= Schrader Creek =

Watercourse in Pennsylvania, US

Schrader Creek (also known as Schrader Branch or Schrader Run)is a tributary of Towanda Creek in Sullivan County and Bradford County, in Pennsylvania, in the United States. It is approximately 23.4 mi long and flows through Fox Township in Sullivan County and Leroy Township, Franklin Township, and Monroe Township in Bradford County.

==Course==
Schrader Creek begins in northwestern Fox Township, Sullivan County, near the border between Sullivan County and Lycoming County. It flows roughly northeast for a short distance, crossing Pennsylvania Route 154. Some distance downstream, the creek exits Sullivan County.

Upon exiting Sullivan County, Schrader Creek enters Leroy Township, Bradford County. In this township, the creek turns east-northeast, receiving the tributary Pine Swamp Run. Further on, it picks up the tributaries Robinson Run and Wolf Run. It then enters Franklin Township and turns north for several miles. It eventually turns roughly northeast, passing near Pennsylvania State Game Lands Number 36. Over the next several miles it passes a number of mountains and receives some tributaries. It eventually exits Franklin Township. Upon leaving Franklin Township, the creek enters Monroe Township. In Monroe Township, it turns east, picks up the tributary Millstone Creek, and turns north. Some distance later, it reaches its confluence with Towanda Creek near the community of Powell.

Schrader Creek joins Towanda Creek 6.55 mi upstream of its mouth.

==Geography, geology, and climate==
The valley of Schrader Creek resembles a canyon. The creek cuts through a plateau made of sandstone and cliffs of gray sandstone are present in some parts of it. Much of the creek is on rapids with cobbles, ledges, and boulder patches. There are few fallen trees on it.

The valley of Schrader Creek is forested for much of its length. It is broader in its lower reaches than in its upper reaches. The valley is surrounded by steep hills that are rounded due to glaciation.

The topography of Schrader Creek is described as "rough and hilly" in a 1921 book. The channel of the creek is sinuous and rock formations made of shale and sandstone are found in its vicinity. Semi-bituminous coal is also found in the watershed.

The annual rate of precipitation in the watershed of Schrader Creek is between 35 in and 40 in.

==Watershed, history, and industries==
The watershed of Schrader Creek has an area of 85.00 sqmi. The watershed occupies portions of Bradford County, Sullivan County, and Lycoming County. It is in the Upper North Branch Susquehanna drainage basin.

There are a few camps in the vicinity of Schrader Creek. The creek lacks a gauge.

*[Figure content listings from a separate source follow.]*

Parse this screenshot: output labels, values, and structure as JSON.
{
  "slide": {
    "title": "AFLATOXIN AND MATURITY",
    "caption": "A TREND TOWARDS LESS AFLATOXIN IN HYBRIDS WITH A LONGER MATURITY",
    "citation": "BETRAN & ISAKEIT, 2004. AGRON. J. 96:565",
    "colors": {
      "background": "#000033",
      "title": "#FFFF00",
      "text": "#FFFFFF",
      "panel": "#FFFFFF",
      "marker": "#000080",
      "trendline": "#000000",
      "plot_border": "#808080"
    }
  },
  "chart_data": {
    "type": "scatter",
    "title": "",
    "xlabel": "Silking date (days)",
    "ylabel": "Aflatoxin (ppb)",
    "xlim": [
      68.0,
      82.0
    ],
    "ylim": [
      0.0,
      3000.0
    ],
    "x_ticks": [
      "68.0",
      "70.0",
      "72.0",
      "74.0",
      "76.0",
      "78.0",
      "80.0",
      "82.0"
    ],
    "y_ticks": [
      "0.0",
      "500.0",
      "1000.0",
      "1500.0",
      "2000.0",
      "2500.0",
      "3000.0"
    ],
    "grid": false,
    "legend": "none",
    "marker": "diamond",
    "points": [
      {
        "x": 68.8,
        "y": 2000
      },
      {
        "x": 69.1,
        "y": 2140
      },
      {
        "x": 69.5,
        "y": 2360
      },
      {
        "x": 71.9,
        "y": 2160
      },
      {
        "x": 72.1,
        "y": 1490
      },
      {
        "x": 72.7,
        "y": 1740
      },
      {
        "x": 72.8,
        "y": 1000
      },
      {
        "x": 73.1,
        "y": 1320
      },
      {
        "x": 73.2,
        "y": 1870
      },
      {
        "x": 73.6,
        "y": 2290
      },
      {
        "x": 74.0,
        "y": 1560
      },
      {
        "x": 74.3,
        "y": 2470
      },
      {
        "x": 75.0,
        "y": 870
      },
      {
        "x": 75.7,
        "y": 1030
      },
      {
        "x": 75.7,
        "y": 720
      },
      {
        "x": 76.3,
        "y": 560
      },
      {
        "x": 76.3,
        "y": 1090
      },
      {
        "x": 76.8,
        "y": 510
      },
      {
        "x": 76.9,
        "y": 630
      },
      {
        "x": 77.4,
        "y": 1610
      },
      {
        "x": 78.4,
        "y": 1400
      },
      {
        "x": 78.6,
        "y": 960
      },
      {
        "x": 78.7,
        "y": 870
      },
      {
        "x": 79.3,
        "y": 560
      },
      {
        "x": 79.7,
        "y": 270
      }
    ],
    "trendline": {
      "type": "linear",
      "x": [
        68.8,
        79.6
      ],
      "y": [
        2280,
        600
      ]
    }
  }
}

In the early 1900s, the main industries in the watershed of Schrader Creek were coal mining and agriculture. During this time period, the Susquehanna and New York Railroad also followed the creek between Wheelerville and its mouth. The creek was also used as an industrial water supply in the community of Powell.

==Recreation==
It is possible to canoe on 12.7 mi of Schrader Creek during snowmelt and within several days of heavy rain. The difficulty rating of the creek ranges from 2- to 4. Edward Gertler describes the scenery along it as "good to excellent" in his book Keystone Canoeing. However, it is relatively obscure.